O mestre dos mestres coçou seu
turbante e disse: "Para isso preciso
de uma concentração especial".
Então foi até seu fogão, cozinhou
duas salsichas, colocou-as num pão
e, enquanto dava giros pela sala, ia
dando mordidas em seu cachorro-quente. Quando finalmente acabou
de comer, parou de girar e disse:
"Muito prazer, meu nome é Ferenc. Ferenc Puskas."
"Muito prazer, senhor Puskas. Vamos começar pelo começo..."
"Bem, estreei no Kispest de Budapeste em 1943, aos 16 anos. Eu usava
o menor uniforme do time, mas
mesmo assim ficava grande."
"O seu pai também foi jogador,
não é?"
"Foi. E ele também era chamado
de Puskas. Por isso o meu apelido ficou sendo Öcsi, que quer dizer Júnior. Mas papai não teve muito sucesso. Tanto que a gente morava numa quitinete. Mas tudo bem, porque
eu passava o dia todo jogando bola
num pátio ali perto. Às vezes nem
aparecia para almoçar. Então, quando eu chegava em casa, comia salsicha com pão. Sempre gostei muito
de salsicha."
"De onde veio o apelido Major da
Cavalaria?"
"O Kispest, em 1948, tornou-se
um time do Exército e passou a se
chamar Honved. E os jogadores ganharam patentes de Exército."
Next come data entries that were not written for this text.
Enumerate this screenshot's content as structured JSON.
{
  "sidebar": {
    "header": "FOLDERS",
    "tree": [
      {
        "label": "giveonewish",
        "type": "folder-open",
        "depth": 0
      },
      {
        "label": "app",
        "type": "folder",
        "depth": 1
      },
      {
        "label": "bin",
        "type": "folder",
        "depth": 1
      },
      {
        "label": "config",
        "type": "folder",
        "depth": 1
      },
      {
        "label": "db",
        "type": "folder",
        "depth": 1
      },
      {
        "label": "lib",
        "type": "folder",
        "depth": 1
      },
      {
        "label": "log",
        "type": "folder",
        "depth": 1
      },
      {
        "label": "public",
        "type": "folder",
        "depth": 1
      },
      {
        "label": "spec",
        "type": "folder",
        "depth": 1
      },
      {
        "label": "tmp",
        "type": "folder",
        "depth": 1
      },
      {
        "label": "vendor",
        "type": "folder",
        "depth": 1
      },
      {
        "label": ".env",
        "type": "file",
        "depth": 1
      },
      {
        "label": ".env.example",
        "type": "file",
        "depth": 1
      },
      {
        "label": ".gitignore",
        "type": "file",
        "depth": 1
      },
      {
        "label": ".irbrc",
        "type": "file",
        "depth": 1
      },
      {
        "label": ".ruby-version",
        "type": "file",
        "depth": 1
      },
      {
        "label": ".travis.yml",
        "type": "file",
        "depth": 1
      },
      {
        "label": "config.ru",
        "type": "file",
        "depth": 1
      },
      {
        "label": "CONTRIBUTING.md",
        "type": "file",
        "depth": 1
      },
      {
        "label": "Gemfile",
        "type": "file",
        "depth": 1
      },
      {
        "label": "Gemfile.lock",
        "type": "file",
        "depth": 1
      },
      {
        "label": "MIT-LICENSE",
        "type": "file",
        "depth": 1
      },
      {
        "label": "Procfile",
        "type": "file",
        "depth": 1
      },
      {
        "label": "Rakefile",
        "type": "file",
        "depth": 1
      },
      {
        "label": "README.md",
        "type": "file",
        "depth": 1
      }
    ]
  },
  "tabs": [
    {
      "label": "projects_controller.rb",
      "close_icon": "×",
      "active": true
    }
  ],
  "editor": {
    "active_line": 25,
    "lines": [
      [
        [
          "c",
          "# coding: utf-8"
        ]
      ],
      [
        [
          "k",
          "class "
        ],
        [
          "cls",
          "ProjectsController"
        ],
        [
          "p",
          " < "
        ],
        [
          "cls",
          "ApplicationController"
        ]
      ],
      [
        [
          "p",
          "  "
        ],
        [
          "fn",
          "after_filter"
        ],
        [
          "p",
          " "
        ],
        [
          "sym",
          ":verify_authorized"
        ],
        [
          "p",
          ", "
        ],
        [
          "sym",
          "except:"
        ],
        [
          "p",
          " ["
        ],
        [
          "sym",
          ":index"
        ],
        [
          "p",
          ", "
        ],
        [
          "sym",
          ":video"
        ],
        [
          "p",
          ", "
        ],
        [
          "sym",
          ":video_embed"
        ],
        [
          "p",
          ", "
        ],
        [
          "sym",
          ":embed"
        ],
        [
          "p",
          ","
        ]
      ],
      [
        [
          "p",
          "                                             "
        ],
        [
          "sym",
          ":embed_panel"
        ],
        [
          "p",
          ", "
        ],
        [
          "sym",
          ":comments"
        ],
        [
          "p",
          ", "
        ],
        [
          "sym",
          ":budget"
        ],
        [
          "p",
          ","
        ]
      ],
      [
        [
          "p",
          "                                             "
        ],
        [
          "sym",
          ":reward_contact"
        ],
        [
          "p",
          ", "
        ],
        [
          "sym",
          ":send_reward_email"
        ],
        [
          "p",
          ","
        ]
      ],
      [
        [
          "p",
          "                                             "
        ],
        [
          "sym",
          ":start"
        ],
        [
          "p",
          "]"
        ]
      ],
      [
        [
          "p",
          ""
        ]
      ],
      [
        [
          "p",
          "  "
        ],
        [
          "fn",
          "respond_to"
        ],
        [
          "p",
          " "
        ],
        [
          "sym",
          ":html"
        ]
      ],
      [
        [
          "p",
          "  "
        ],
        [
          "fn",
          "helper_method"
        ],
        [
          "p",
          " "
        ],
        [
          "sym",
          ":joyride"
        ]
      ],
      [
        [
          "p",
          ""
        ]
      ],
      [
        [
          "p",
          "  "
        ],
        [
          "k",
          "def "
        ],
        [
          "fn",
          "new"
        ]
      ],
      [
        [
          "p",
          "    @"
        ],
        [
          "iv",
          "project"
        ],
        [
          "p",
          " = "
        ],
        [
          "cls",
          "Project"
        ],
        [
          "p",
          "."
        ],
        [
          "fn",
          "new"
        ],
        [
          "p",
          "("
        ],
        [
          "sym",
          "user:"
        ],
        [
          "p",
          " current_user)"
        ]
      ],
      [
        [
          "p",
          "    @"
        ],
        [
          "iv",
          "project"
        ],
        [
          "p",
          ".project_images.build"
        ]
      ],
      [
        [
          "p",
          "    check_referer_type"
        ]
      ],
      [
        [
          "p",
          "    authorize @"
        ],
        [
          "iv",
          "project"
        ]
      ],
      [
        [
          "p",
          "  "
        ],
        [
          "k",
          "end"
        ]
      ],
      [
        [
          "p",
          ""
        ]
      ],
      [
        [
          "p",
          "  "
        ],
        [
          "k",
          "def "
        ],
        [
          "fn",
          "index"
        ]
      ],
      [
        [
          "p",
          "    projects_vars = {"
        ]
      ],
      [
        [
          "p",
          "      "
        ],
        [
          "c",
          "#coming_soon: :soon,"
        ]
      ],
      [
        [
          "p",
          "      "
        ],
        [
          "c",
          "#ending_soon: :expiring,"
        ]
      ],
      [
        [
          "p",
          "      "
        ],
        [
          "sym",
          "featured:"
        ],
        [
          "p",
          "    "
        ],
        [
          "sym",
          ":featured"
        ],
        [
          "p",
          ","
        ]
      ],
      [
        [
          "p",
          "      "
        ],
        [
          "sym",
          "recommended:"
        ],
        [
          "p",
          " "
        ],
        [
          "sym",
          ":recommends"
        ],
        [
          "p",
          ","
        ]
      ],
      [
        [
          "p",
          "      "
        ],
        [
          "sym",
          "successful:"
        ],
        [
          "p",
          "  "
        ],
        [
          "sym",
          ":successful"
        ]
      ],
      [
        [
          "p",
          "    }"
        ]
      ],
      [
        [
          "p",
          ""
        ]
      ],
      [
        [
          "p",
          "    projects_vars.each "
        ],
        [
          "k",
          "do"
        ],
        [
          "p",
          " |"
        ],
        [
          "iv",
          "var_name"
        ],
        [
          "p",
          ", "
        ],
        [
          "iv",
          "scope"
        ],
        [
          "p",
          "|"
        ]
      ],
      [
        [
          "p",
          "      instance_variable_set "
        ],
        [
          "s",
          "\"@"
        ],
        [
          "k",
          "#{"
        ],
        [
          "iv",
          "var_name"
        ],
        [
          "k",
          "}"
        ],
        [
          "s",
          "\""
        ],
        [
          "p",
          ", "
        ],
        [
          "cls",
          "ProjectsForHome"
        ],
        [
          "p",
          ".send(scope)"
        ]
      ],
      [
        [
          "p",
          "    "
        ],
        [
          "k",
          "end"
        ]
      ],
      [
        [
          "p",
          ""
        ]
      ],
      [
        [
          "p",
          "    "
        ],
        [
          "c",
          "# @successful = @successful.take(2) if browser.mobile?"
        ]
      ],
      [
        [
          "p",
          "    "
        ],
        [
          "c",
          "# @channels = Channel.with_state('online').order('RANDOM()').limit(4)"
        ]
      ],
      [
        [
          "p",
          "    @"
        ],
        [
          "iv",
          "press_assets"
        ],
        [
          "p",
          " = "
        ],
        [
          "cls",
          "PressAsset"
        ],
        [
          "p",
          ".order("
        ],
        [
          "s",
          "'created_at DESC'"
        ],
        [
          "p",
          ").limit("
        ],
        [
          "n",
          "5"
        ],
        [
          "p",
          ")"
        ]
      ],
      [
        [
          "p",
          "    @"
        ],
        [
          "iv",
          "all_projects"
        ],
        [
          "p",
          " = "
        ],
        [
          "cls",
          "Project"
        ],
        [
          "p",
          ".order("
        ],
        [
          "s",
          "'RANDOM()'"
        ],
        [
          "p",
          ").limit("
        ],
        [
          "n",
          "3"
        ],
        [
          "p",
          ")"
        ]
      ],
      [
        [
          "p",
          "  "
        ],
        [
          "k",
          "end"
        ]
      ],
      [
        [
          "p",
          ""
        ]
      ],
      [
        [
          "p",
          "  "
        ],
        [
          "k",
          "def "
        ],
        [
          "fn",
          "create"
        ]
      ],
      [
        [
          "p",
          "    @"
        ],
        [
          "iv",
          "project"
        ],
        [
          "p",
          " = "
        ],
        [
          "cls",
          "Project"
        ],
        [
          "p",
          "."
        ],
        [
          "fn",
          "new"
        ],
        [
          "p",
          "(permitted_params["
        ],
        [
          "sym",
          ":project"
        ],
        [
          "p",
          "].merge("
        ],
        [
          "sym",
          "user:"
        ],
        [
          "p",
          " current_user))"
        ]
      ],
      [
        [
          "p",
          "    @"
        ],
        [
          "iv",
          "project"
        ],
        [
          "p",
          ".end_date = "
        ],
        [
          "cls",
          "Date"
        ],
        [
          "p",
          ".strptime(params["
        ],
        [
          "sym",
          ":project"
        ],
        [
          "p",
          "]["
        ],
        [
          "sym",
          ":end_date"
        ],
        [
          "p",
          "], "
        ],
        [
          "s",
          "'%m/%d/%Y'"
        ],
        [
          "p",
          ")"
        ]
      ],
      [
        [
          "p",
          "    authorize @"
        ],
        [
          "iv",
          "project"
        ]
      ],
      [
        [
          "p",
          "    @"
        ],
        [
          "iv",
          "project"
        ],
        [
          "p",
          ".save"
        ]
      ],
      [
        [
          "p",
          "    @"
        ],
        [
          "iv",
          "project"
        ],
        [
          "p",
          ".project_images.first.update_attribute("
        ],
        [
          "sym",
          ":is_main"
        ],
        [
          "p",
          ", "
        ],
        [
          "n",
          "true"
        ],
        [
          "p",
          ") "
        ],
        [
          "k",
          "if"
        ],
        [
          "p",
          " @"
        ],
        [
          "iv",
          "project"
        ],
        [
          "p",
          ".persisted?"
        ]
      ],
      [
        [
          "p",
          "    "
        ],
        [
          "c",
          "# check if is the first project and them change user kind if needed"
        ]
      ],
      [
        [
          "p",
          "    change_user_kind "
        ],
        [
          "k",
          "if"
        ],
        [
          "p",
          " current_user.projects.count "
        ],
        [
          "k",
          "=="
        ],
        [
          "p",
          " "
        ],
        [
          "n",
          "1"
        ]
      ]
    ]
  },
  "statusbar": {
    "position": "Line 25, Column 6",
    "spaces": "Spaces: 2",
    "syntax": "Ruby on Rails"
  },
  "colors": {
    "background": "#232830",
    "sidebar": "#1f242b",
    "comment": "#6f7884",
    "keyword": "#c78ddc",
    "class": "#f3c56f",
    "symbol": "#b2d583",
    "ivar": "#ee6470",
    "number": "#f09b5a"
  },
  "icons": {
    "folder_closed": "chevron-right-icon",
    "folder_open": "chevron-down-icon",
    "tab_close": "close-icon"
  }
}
"Qual o pior momento de sua carreira?"
"A final da Copa de 1954, é claro.
Éramos os francos favoritos e começamos ganhando da Alemanha por 2
a 0. Mas perdemos de virada: 3 a 2. E
pensar que havia quatro anos ninguém ganhava da gente..."
"Como foi sua saída da Hungria?"
"Em 1956, quando eu estava fazendo uns jogos pela Europa, chegou a notícia de que a União Soviética tinha invadido a Hungria. Decidi
não voltar mais. E a Fifa me suspendeu por um ano e meio."
"E depois da suspensão o senhor
foi para o Real Madrid?"
"Isso. Mas foi um recomeço difícil.
Estava com uma úlcera no estômago, já tinha 30 anos e pesava 18 quilos acima do meu normal. Muita salsicha, sabe? Nas primeiras seis semanas, para perder gordura, treinava sozinho, correndo com meias
grossas, duas calças e cinco camisas.
Também só comia frutas e vegetais e
não tocava numa gota de álcool.
Mesmo assim, comecei jogando
mal. Mas com o tempo fui melhorando e acabei quatro vezes artilheiro do Campeonato Espanhol."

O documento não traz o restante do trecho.